Nachholbedarf im Bildungssektor

Klartext spricht Neudorfer auch beim Thema Bildung, seiner nächsten Kritik am Land und an der Bundesregierung. "Ich finde es unglaublich, dass potenzielle Lehrer im Sommer beurlaubt werden, um dann im September wieder eingestellt zu werden", kritisiert der 74-Jährige.

Im nächsten Atemzug präsentiert er direkt die Lösung: Lehramtsstudenten mit attraktiver Bezahlung häufiger einsetzen. Das werde zwar vereinzelt bereits umgesetzt, der 74-Jährige fordert aber eine Intensivierung der Maßnahme. Gerade in Corona-Zeiten könnte das für eine Entlastung des Kollegiums führen.

Obendrein wünsche er sich das G 9-Abitur zurück sowie eine abschließende Schüler-Jahresbewertung in Textform. Dadurch könnten Schüler zukünftig ihren Leistungsstand besser nachvollziehen und einordnen, glaubt Neudorfer.

Auch beim Thema Inklusion sieht der Diplomverwaltungswirt noch viel Luft nach oben. In erster Linie seien für eine erfolgreiche Inklusion von Schülern mit einer Behinderung Klassen mit deutlich weniger Schülern erforderlich. Momentan sei die Zahl noch deutlich zu hoch.

Überhaupt sieht der Politiker im Bildungssektor erheblichen Nachholbedarf. Das zeige sich auch jetzt während der Pandemie.

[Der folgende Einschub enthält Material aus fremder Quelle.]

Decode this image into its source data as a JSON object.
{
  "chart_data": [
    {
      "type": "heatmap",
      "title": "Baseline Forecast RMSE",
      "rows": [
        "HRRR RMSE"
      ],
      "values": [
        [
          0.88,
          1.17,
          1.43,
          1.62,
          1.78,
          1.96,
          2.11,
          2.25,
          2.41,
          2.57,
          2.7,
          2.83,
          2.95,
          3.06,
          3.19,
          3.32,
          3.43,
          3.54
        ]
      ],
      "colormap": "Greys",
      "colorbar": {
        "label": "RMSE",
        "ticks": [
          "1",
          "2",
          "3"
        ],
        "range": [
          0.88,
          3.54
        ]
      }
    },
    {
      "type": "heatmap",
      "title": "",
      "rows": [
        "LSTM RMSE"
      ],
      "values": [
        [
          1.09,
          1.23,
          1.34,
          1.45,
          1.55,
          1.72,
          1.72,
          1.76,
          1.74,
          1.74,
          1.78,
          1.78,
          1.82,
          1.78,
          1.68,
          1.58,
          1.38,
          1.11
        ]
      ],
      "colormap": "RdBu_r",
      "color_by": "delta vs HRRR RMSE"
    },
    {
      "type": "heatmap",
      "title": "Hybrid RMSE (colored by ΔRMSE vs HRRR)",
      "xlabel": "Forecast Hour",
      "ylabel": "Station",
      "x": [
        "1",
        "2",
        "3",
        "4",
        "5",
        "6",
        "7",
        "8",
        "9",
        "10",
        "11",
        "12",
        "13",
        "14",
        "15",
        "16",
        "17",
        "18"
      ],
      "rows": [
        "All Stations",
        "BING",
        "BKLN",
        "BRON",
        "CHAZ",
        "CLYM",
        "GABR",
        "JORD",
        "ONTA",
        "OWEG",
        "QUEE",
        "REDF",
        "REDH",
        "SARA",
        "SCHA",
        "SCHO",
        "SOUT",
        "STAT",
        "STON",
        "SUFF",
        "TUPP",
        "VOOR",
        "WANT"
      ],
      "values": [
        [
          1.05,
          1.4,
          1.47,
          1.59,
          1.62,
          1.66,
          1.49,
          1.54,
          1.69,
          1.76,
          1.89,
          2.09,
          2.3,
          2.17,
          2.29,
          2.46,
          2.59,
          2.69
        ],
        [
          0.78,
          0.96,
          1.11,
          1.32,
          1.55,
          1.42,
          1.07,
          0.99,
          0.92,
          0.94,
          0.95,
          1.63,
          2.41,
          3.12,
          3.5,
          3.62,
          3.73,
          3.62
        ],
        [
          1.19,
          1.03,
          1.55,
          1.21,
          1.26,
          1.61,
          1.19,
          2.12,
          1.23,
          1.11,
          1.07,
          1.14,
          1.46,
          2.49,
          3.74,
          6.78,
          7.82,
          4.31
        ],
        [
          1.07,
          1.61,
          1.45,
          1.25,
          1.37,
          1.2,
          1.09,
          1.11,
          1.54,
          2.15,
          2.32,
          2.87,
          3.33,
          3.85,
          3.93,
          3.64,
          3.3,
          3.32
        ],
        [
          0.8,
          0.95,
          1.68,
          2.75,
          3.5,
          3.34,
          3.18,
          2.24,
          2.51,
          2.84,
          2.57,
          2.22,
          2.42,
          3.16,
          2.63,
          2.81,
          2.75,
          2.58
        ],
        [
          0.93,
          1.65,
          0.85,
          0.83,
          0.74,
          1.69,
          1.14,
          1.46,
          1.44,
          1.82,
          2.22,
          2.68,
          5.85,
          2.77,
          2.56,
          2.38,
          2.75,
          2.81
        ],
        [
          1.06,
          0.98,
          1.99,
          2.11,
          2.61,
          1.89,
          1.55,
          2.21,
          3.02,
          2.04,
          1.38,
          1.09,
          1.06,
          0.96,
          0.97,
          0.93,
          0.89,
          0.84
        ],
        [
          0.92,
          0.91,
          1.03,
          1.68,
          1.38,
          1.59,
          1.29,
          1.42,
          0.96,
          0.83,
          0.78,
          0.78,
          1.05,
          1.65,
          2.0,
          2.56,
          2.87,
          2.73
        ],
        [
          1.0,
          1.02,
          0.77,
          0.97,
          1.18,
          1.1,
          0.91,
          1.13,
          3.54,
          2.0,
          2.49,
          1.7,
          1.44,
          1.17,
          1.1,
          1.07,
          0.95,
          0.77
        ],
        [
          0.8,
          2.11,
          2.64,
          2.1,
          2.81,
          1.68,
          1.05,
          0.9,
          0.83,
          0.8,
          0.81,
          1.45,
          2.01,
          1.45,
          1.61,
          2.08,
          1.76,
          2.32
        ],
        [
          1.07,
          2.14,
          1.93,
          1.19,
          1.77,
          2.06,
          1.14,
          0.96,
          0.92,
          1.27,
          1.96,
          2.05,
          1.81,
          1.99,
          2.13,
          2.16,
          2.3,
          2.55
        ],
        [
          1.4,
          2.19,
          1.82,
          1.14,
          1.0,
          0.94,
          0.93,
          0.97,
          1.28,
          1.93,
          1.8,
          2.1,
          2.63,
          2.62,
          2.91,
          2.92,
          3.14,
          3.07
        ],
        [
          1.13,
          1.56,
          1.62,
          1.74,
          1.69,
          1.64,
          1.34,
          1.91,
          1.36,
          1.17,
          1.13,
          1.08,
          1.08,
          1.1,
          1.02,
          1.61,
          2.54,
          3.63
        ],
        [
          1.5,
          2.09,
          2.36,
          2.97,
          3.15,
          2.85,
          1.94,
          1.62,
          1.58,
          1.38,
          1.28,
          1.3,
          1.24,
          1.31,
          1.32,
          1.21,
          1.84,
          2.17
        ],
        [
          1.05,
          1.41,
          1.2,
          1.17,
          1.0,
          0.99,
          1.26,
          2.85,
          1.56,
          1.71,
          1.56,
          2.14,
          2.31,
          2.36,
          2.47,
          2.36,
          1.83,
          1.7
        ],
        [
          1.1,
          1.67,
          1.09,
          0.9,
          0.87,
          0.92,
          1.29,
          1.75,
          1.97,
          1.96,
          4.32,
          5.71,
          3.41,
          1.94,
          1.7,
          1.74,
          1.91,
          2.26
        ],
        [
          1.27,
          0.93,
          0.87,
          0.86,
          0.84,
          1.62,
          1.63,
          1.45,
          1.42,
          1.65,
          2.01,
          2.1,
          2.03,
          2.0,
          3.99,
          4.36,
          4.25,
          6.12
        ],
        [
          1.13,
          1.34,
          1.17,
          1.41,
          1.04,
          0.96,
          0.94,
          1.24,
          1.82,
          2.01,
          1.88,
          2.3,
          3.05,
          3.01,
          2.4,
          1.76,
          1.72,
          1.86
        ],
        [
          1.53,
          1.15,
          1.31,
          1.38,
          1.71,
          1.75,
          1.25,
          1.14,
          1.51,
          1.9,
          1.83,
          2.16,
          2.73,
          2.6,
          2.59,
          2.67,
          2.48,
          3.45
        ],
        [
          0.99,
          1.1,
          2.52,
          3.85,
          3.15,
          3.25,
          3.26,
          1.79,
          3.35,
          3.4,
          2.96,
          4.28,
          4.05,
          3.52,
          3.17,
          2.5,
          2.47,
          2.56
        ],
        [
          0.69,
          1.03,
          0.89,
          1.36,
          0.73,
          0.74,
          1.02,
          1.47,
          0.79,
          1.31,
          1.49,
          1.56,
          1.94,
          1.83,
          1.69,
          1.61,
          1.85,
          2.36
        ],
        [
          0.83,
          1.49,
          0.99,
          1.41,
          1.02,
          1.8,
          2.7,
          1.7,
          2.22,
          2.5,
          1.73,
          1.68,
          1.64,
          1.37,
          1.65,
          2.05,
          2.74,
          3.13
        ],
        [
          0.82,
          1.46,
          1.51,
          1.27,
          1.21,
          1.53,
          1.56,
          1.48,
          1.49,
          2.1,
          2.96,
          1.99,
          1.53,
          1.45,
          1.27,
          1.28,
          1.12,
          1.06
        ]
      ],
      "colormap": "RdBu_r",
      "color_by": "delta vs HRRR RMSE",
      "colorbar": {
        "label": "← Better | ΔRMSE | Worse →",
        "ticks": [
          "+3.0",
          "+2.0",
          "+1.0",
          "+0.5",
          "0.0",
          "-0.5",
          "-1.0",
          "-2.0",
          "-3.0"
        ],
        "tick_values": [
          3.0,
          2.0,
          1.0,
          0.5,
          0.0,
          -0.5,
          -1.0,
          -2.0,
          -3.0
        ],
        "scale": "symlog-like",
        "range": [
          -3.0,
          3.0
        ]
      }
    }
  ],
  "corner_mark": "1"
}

Wieso könne nicht in jedem Klassenzimmer einer der neuen Luftfiltergeräte eingesetzt werden?, fragt der 74-Jährige.

Um das Infektionsgeschehen zu reduzieren, hat er einen kuriosen Vorschlag: Man könne die Schüler doch in den derzeit leeren Sporthallen unterrichten. Dort sei ausreichend Platz, um sämtlichen Hygienestandards zu entsprechen. Natürlich sei das mit dem einmaligen Aufwand verbunden, Stühle und Tische zu organisieren, aber auch das sei machbar, ist Neudorfer überzeugt.

Reinhard Neudorfer ist gebürtiger Münchner und wohnt seit mehr als 30 Jahren in Waiblingen. Da seine Frau aus Lahr kommt, hat der 74-Jährige sich bereit erklärt, bei der Landtagswahl als Kandidat für den Wahlkreis Lahr anzutreten. Der Vegetarier ist Diplomverwaltungswirt und arbeitete vor seinem Ruhestand als Berater für berufliche Rehabilitation von Jugendlichen mit Behinderung.